Educator, board near settlement Teacher acquitted of sex abuse charge leveled by student

Talks in 'final stages'

Yocum would be able to retain his job in school system

March 23, 1997|By Andrea F. Siegel | Andrea F. Siegel,SUN STAFF

Lawyers for an Anne Arundel County teacher acquitted on criminal charges of sexually abusing a student say they are close to a settlement that would allow him to remain an employee, and the school system to avoid another public airing of the case.

The teacher, Charles A. Yocum, was fired in August 1994 by schools Superintendent Carol A. Parham despite the acquittal. He had remained an employee -- but in an administrative job outside the classroom -- while appealing the action.

Yocum's lawyers and representatives of the school system are said to have been trading proposals on a settlement of his appeal since fall, including such issues as job guarantees and whether the accusations would appear in his personnel file.

"It is in the final stages of negotiations and should be resolved [soon]," said Terrence M. Nolan, an attorney for Yocum.

The Yocum case was one of several that arose in the wake of a sex scandal involving teacher Ronald W. Price at the county's Northeast High School in Pasadena. Price was the first of four county teachers to be charged in 1993 with having sex with students, but was the only one convicted; he is serving a 21-year prison term.

Yocum, a special education teacher at Northeast High -- and honored there as "teacher of the year" -- was accused of sexually abusing a 16-year-old student but acquitted by a county Circuit Court jury in March 1994. The case was viewed as the weakest of those brought against the teachers in the wake of the Price scandal.

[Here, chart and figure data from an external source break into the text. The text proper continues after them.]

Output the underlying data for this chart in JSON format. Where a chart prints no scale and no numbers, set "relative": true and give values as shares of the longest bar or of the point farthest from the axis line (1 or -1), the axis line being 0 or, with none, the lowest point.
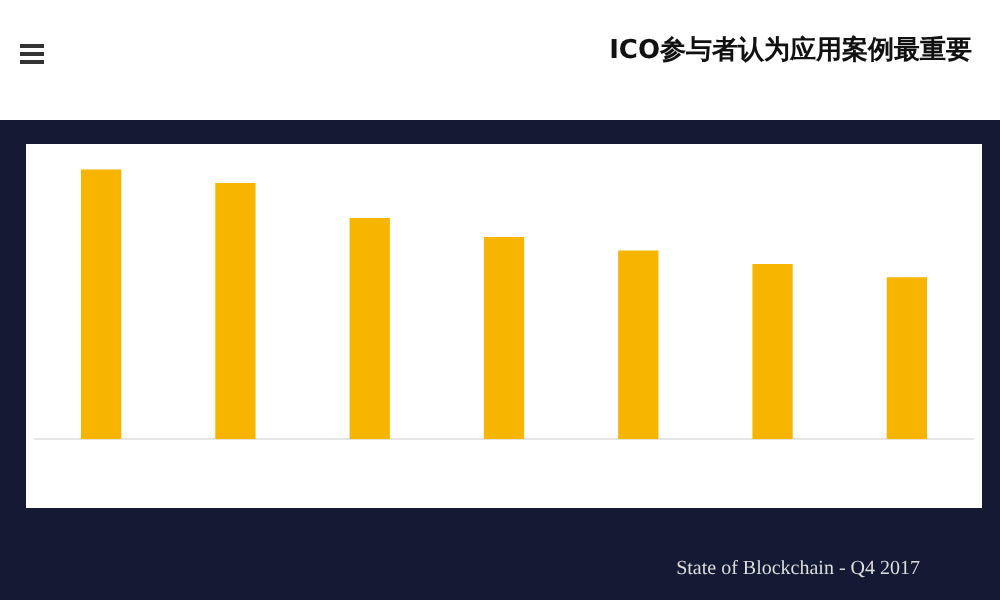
{
  "chart_data": {
    "type": "bar",
    "title": "ICO参与者认为应用案例最重要",
    "categories": [
      null,
      null,
      null,
      null,
      null,
      null,
      null
    ],
    "values": [
      1,
      0.95,
      0.82,
      0.75,
      0.7,
      0.65,
      0.6
    ],
    "color": "#f7b500",
    "relative": true,
    "annotations": [
      "State of Blockchain - Q4 2017"
    ]
  }
}
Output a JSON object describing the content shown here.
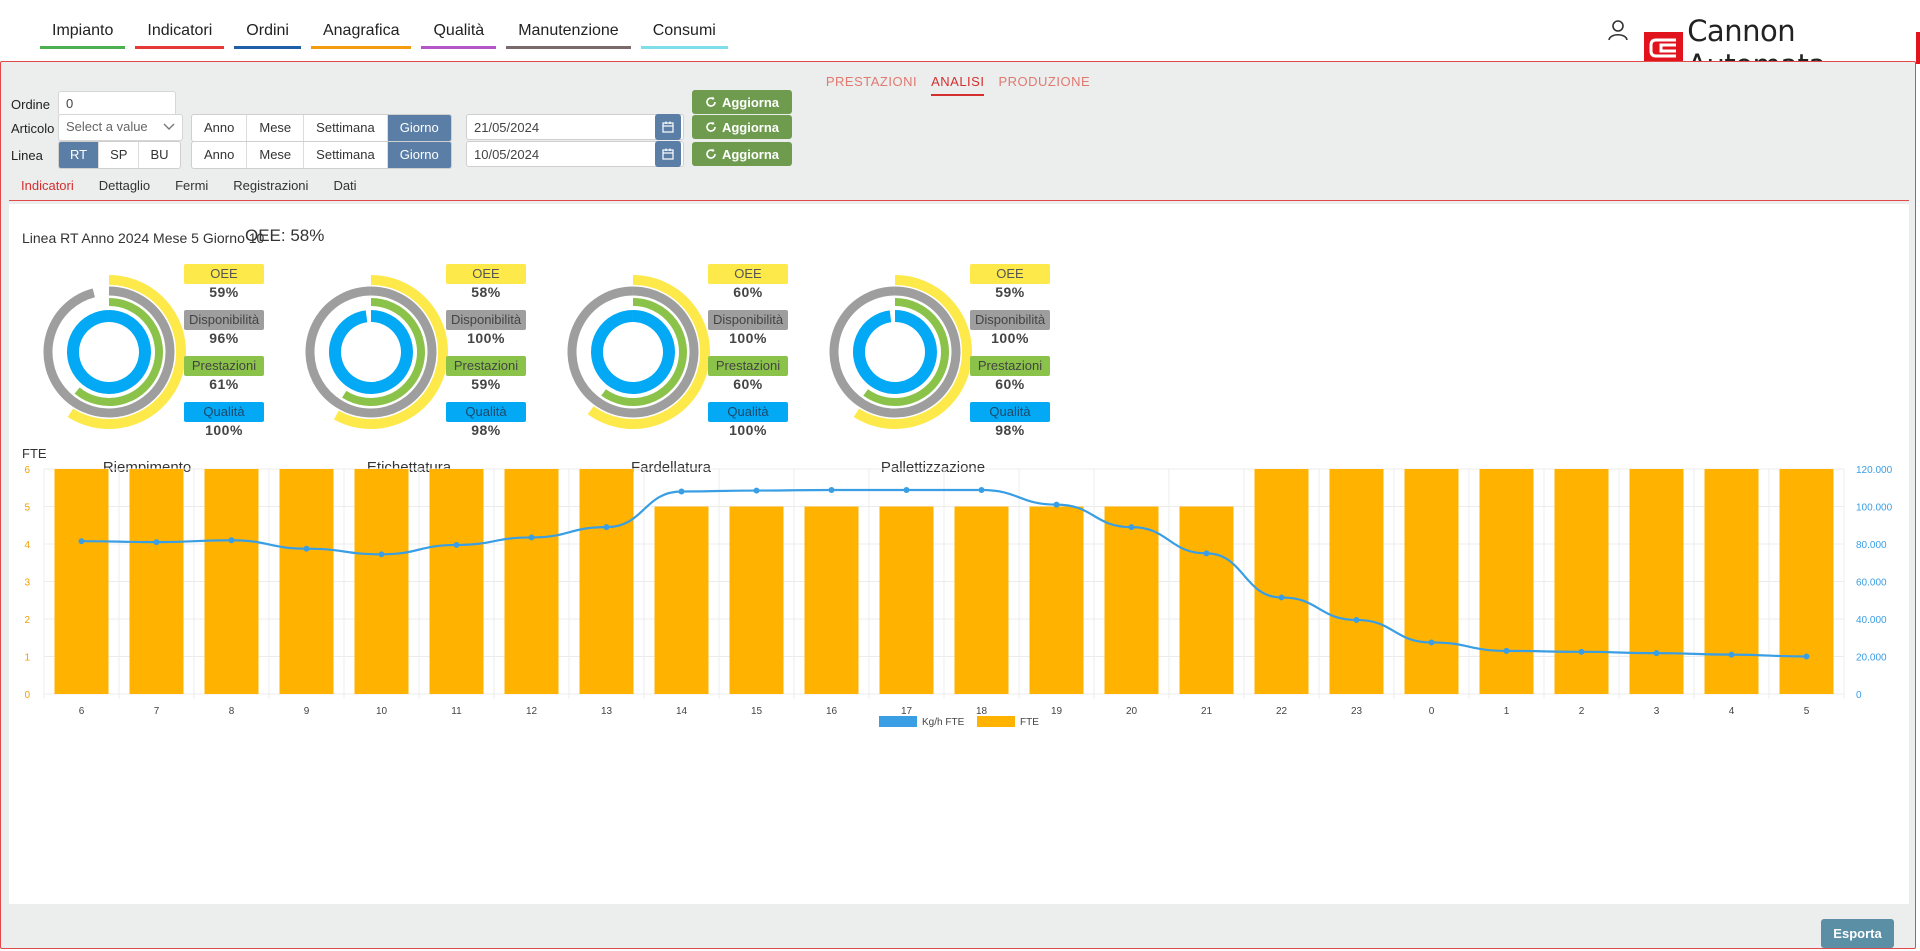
{
  "nav": {
    "items": [
      {
        "label": "Impianto",
        "color": "#4caf50"
      },
      {
        "label": "Indicatori",
        "color": "#e53935"
      },
      {
        "label": "Ordini",
        "color": "#1e5fa8"
      },
      {
        "label": "Anagrafica",
        "color": "#f39c12"
      },
      {
        "label": "Qualità",
        "color": "#b455c8"
      },
      {
        "label": "Manutenzione",
        "color": "#7a6a6a"
      },
      {
        "label": "Consumi",
        "color": "#80deea"
      }
    ],
    "active_index": 1
  },
  "brand": {
    "logo_text": "Cannon Automata",
    "color": "#e1141e"
  },
  "subtabs": [
    {
      "label": "PRESTAZIONI",
      "active": false
    },
    {
      "label": "ANALISI",
      "active": true
    },
    {
      "label": "PRODUZIONE",
      "active": false
    }
  ],
  "form": {
    "ordine_label": "Ordine",
    "ordine_value": "0",
    "articolo_label": "Articolo",
    "articolo_placeholder": "Select a value",
    "linea_label": "Linea",
    "linea_options": [
      "RT",
      "SP",
      "BU"
    ],
    "linea_selected": "RT",
    "period_options": [
      "Anno",
      "Mese",
      "Settimana",
      "Giorno"
    ],
    "period_selected": "Giorno",
    "date1": "21/05/2024",
    "date2": "10/05/2024",
    "aggiorna_label": "Aggiorna"
  },
  "view_tabs": [
    {
      "label": "Indicatori",
      "active": true
    },
    {
      "label": "Dettaglio",
      "active": false
    },
    {
      "label": "Fermi",
      "active": false
    },
    {
      "label": "Registrazioni",
      "active": false
    },
    {
      "label": "Dati",
      "active": false
    }
  ],
  "summary": {
    "heading": "Linea RT Anno 2024 Mese 5 Giorno 10",
    "oee_total": "OEE: 58%"
  },
  "badge_labels": {
    "oee": "OEE",
    "disp": "Disponibilità",
    "prest": "Prestazioni",
    "qual": "Qualità"
  },
  "gauges": [
    {
      "name": "Riempimento",
      "oee": 59,
      "disp": 96,
      "prest": 61,
      "qual": 100
    },
    {
      "name": "Etichettatura",
      "oee": 58,
      "disp": 100,
      "prest": 59,
      "qual": 98
    },
    {
      "name": "Fardellatura",
      "oee": 60,
      "disp": 100,
      "prest": 60,
      "qual": 100
    },
    {
      "name": "Pallettizzazione",
      "oee": 59,
      "disp": 100,
      "prest": 60,
      "qual": 98
    }
  ],
  "gauge_colors": {
    "oee": "#fde94a",
    "disp": "#9e9e9e",
    "prest": "#8bc34a",
    "qual": "#03a9f4"
  },
  "chart_data": {
    "type": "bar",
    "title": "FTE",
    "categories": [
      "6",
      "7",
      "8",
      "9",
      "10",
      "11",
      "12",
      "13",
      "14",
      "15",
      "16",
      "17",
      "18",
      "19",
      "20",
      "21",
      "22",
      "23",
      "0",
      "1",
      "2",
      "3",
      "4",
      "5"
    ],
    "series": [
      {
        "name": "Kg/h FTE",
        "type": "line",
        "axis": "right",
        "color": "#3a9ee4",
        "values": [
          81500,
          81000,
          82000,
          77500,
          74500,
          79500,
          83500,
          89000,
          108000,
          108500,
          108800,
          108800,
          108800,
          101000,
          89000,
          75000,
          51500,
          39500,
          27500,
          23000,
          22500,
          21800,
          21000,
          20000
        ]
      },
      {
        "name": "FTE",
        "type": "bar",
        "axis": "left",
        "color": "#ffb300",
        "values": [
          6,
          6,
          6,
          6,
          6,
          6,
          6,
          6,
          5,
          5,
          5,
          5,
          5,
          5,
          5,
          5,
          6,
          6,
          6,
          6,
          6,
          6,
          6,
          6
        ]
      }
    ],
    "y_left": {
      "min": 0,
      "max": 6,
      "ticks": [
        "0",
        "1",
        "2",
        "3",
        "4",
        "5",
        "6"
      ]
    },
    "y_right": {
      "min": 0,
      "max": 120000,
      "ticks": [
        "0",
        "20.000",
        "40.000",
        "60.000",
        "80.000",
        "100.000",
        "120.000"
      ]
    },
    "grid": true,
    "legend_position": "bottom"
  },
  "export_label": "Esporta"
}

The former student claimed that she had sex with Yocum three times -- twice in his classroom and once in a storage room. At trial, prosecutors tried to depict Yocum as a teacher who took advantage of a troubled teen-ager seeking comfort from him.

Neighbors who testified criticized the girl's character and habits. Jurors were told that in the years after the sexual abuse was alleged to have occurred, she pleaded guilty to passing 28 bad checks in the rural Pennsylvania community near State College where she lived.

Among the issues likely to surface at any school board hearing on Yocum's appeal would be two that go to the heart of the case: conflicting testimony on the reliability of the accusations and questions about the character of the accuser.

"A local school system got slapped after Price," said Susan W. Russell, the Maryland State Teachers Association's associate general counsel who also has represented Yocum. "They went overboard."

Both sides said they were looking for a resolution of the Yocum case, especially given the amount of time the case has dragged on.

His appeal is 2 1/2 years old, and the accusation of sexual impropriety even older.

School officials said handling a series of teacher appeals of disciplinary actions in an orderly way and efforts to reach a settlement have delayed the Yocum case.

School board lawyer P. Tyson Bennett said that as the investigation stretched out, "We were less sanguine about our prospects."

Yocum was fired on the basis of a school system investigation, as were two other teachers acquitted of criminal charges. Laurie S. Cook, another acquitted Northeast teacher, is challenging her dismissal before the state school board. Thomas A. Newman, acquitted of charges that he had sex with a student in 1976 when he taught at Glen Burnie High School, was reinstated last year by a divided school board.

He remains in a job at Board of Education headquarters working with potential vocational employers, but not with students.

Yocum is assigned to a job in human relations and special education, continuing to receive his annual salary of $39,123 while working in the planning office.